Beyond home-grown talent, though, the Irish are approaching talent creation and attraction in the best possible ways, putting Dublin on the map.
The Domestic Talent Pipeline
On the one hand, Ireland is busy fostering a domestic talent pipeline. This doesn’t only mean at a university level, carrying out world-leading R&D, or compiling blockchain PhDs. Ireland is working hard to nurture talent at a grassroots level as well. The Irish government is committed to getting into schools at an early age, teaching children—and especially girls—about programming.
Since Dublin is home to so many software companies and making waves in the blockchain space, the government understands how essential this is.

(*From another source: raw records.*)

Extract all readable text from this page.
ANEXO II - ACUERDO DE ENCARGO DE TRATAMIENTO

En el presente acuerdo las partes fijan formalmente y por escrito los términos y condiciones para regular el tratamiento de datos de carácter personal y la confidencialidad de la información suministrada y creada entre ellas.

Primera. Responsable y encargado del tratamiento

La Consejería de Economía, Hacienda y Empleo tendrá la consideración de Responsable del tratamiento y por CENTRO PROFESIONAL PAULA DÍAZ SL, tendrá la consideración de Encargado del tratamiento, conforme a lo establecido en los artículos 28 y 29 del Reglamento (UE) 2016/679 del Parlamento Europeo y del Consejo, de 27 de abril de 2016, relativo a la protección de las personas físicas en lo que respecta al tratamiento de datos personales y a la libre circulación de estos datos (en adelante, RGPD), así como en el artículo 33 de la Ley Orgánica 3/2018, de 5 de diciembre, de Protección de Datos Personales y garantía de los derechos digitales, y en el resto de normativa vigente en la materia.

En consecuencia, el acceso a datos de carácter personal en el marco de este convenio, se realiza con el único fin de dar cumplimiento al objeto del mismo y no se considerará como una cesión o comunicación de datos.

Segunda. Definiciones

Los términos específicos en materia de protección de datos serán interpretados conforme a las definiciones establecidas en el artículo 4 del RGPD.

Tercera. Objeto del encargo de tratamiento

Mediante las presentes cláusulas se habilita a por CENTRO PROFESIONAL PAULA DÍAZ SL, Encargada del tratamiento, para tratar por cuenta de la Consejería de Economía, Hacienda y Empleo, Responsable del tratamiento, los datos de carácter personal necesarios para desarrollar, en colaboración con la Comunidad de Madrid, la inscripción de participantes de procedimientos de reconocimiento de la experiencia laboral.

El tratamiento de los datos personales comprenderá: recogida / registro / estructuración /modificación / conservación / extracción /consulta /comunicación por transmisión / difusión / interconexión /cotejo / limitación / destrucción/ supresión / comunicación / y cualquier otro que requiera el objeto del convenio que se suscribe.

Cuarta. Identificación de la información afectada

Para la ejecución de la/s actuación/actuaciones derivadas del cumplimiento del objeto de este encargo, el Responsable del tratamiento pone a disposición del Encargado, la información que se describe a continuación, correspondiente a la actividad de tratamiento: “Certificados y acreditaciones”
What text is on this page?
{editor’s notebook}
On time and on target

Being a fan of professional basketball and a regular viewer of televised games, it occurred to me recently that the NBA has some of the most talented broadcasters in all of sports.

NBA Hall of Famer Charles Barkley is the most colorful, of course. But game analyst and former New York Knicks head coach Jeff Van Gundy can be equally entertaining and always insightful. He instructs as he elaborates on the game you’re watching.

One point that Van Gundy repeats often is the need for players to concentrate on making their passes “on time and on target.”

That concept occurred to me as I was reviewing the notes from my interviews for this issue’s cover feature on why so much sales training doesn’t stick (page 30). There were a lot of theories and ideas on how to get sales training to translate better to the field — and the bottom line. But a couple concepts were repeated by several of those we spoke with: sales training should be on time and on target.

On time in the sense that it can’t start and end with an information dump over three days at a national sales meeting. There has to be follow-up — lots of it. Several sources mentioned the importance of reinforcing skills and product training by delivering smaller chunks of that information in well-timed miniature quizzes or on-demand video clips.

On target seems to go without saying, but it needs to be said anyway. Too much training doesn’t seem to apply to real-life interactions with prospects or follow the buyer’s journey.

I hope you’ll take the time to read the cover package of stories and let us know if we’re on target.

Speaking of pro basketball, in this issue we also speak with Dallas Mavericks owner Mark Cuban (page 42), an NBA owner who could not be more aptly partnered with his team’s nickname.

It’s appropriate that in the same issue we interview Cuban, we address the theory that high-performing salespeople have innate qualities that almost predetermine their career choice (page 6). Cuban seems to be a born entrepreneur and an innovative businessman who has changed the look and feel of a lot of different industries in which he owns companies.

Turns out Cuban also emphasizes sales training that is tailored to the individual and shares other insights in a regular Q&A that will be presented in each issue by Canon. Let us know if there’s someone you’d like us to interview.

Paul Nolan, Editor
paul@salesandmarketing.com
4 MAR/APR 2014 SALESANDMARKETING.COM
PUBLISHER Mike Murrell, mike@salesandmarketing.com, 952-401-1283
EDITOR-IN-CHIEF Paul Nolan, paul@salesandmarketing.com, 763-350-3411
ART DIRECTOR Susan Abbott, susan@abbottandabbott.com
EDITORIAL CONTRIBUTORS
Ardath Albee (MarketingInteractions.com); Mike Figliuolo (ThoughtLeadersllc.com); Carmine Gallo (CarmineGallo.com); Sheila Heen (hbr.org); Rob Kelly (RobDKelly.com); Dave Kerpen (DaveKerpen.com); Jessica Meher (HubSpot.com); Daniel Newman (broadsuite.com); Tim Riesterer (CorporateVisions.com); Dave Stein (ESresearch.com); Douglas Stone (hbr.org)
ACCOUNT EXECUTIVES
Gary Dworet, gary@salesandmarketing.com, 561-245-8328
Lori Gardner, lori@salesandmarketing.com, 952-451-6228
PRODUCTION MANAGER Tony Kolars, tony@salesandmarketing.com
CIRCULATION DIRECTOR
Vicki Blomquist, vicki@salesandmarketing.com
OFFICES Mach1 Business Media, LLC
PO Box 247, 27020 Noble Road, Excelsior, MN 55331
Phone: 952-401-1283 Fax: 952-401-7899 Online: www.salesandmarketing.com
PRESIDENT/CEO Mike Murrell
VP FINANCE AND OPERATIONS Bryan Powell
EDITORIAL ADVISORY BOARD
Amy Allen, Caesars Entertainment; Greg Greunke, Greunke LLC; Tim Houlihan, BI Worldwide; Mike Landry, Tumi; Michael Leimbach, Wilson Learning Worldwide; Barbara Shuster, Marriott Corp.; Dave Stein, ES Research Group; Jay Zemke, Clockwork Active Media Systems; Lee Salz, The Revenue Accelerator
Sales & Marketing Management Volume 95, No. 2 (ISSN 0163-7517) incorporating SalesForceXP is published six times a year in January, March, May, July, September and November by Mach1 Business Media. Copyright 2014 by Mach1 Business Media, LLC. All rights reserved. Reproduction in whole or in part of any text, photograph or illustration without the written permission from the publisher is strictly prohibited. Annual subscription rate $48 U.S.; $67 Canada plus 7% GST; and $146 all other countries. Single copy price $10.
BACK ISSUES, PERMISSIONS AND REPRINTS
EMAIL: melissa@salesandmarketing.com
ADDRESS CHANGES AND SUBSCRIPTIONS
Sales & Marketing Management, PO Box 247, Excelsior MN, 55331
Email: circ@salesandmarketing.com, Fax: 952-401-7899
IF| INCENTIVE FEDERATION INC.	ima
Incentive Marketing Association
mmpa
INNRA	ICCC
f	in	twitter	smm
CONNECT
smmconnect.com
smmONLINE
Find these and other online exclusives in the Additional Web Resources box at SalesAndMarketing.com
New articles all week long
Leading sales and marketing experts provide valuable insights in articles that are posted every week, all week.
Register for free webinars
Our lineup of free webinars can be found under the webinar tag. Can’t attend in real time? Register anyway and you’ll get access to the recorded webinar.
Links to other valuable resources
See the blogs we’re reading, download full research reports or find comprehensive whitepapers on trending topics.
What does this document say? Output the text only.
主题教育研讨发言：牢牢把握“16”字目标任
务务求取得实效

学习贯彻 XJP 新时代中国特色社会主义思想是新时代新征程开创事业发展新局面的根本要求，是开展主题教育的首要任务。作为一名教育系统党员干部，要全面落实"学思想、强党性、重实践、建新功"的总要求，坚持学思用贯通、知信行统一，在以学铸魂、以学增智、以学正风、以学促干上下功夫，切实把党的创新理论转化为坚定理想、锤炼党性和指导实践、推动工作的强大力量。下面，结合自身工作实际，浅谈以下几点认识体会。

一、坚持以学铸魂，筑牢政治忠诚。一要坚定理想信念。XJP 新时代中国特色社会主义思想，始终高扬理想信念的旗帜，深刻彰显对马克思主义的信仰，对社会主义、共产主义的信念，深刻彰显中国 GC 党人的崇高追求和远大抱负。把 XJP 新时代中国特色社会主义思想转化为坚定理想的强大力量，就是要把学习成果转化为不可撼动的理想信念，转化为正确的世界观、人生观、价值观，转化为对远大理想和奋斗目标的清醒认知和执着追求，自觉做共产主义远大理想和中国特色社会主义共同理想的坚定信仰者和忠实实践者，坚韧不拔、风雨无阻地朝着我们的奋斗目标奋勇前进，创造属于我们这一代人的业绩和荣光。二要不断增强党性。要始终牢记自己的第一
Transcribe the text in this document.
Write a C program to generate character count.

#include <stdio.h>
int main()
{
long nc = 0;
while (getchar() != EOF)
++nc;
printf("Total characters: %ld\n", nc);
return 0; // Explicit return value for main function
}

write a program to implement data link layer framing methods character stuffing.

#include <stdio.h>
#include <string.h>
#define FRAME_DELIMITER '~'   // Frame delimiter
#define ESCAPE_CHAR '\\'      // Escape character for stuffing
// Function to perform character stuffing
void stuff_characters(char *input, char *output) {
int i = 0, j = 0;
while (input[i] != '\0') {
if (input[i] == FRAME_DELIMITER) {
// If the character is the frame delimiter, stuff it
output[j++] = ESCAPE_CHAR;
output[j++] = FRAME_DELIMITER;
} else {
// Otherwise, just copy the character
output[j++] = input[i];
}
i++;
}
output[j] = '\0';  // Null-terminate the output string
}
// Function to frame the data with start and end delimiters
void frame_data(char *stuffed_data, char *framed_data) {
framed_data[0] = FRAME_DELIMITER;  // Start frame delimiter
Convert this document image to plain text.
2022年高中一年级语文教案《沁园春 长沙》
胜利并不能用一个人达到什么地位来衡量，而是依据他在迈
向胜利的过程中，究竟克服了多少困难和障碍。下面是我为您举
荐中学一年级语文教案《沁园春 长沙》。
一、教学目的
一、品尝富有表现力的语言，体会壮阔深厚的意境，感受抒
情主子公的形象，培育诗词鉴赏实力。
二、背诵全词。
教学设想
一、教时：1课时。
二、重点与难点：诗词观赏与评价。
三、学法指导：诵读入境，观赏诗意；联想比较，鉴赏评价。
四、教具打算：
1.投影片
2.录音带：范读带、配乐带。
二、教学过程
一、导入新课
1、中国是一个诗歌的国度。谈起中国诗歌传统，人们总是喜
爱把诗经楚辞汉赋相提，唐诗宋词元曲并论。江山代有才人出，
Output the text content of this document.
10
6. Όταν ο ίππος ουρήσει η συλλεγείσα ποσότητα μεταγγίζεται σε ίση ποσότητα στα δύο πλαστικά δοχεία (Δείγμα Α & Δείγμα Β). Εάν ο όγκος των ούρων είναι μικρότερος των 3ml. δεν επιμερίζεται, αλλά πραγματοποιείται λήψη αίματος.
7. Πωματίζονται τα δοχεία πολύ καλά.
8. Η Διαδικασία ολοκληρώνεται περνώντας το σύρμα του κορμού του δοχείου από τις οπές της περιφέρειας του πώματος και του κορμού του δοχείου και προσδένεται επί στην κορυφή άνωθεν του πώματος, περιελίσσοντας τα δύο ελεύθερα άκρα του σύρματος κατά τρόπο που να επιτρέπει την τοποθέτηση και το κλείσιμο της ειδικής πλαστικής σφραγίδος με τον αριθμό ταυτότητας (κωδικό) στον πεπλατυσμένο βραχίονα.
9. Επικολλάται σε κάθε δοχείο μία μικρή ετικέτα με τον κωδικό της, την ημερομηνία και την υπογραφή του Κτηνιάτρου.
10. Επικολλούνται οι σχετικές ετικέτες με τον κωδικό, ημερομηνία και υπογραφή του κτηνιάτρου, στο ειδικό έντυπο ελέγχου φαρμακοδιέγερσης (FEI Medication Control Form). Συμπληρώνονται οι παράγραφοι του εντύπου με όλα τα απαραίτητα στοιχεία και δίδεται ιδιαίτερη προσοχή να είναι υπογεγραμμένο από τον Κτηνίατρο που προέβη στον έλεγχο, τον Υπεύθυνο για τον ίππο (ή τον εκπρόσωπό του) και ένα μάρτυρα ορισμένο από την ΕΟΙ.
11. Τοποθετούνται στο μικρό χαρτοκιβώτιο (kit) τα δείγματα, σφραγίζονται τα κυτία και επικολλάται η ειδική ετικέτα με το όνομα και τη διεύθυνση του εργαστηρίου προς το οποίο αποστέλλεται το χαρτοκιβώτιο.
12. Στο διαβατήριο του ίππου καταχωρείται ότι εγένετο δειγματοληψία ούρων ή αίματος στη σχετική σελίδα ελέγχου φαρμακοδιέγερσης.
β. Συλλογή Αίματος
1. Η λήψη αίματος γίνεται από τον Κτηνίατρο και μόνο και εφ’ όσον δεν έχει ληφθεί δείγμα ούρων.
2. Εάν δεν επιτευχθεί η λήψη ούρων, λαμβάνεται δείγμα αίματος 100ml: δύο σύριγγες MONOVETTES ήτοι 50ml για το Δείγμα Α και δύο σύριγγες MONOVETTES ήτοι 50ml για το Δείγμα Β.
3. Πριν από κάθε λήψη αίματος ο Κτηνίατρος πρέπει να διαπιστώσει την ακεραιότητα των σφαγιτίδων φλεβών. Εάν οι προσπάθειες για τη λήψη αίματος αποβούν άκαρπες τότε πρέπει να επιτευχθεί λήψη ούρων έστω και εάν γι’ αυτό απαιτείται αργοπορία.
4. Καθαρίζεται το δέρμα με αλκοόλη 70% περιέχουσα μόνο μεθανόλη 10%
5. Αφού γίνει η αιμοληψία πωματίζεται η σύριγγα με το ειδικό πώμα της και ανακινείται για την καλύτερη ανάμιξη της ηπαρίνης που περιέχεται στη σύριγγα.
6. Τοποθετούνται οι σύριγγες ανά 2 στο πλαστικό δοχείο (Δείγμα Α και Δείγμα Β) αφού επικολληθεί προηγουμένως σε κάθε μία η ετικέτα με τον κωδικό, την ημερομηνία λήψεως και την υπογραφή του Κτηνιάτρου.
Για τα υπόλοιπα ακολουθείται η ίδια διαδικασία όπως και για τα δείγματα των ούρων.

Through initiatives like CoderDojo, they teach kids in a fun way that programming is about much more than just sitting punching code at a keyboard. “You need to reach them early on,” Fingleton says, “we consider that vitally important.”
Allowing for Seamless Movement of Talent
Ireland also recognizes that great talent comes from without, so they have acceleration programs to allow companies to hire the talent they want. In fact, thanks to the ease of movement, Digitex was able to bring our UI expert over from Silicon Valley in as little as two months.
This openness to foreign talent is vital to counter the inevitable talent-gap companies will face as blockchain positions explode. The IDA even has a “fast track program” so that companies can work with the talent they want.
An Ecosystem Facilitating Business
Unlike the sprawling metropolis of Los Angeles or the close-knit business culture of Tokyo or Beijing, Dublin is compact and open. A short stroll along any of its streets can bring you into contact with the right movers and shakers extremely quickly. In one morning, a visitor looking to do business could speak with a startup, visit a university, and even go to a meetup over a Guinness in the evening.
In fact, alongside Digitex, Ethereum giants ConsenSys recently chose Dublin as one of its new hubs in June. Why? Well, according to Managing Director for Ireland Lory Kehoe, the main reason is access to the brightest talent.
And besides the talent, it’s the ease with which one can do business in Dublin, as well as the friendly and welcoming nature of its people. “There is a blockchain ecosystem here in Ireland and ConsenSys is looking to build on that and contribute to that,” he said.
Commitment to Blockchain Technology
While the US drags its heels on the regulation of ICOs, and the UK is in a shambles over Brexit, Ireland is keeping its focus clear. The government has shown their support for blockchain technology and is even working with the ConsenSys team to design talent development programs.Kehoe said, “We think blockchain is a big deal, not just for ConsenSys but for Ireland, full stop. We need to have everybody primed.”
The Digitex team is thrilled to be a part of this exciting, forward-looking community that houses some of the biggest brains in technology and some of the brightest minds of the future. And with the positivity, enthusiasm, and dedication of its people, it’s hardly surprising that Dublin is a tech hub, and we’re proud to call it home.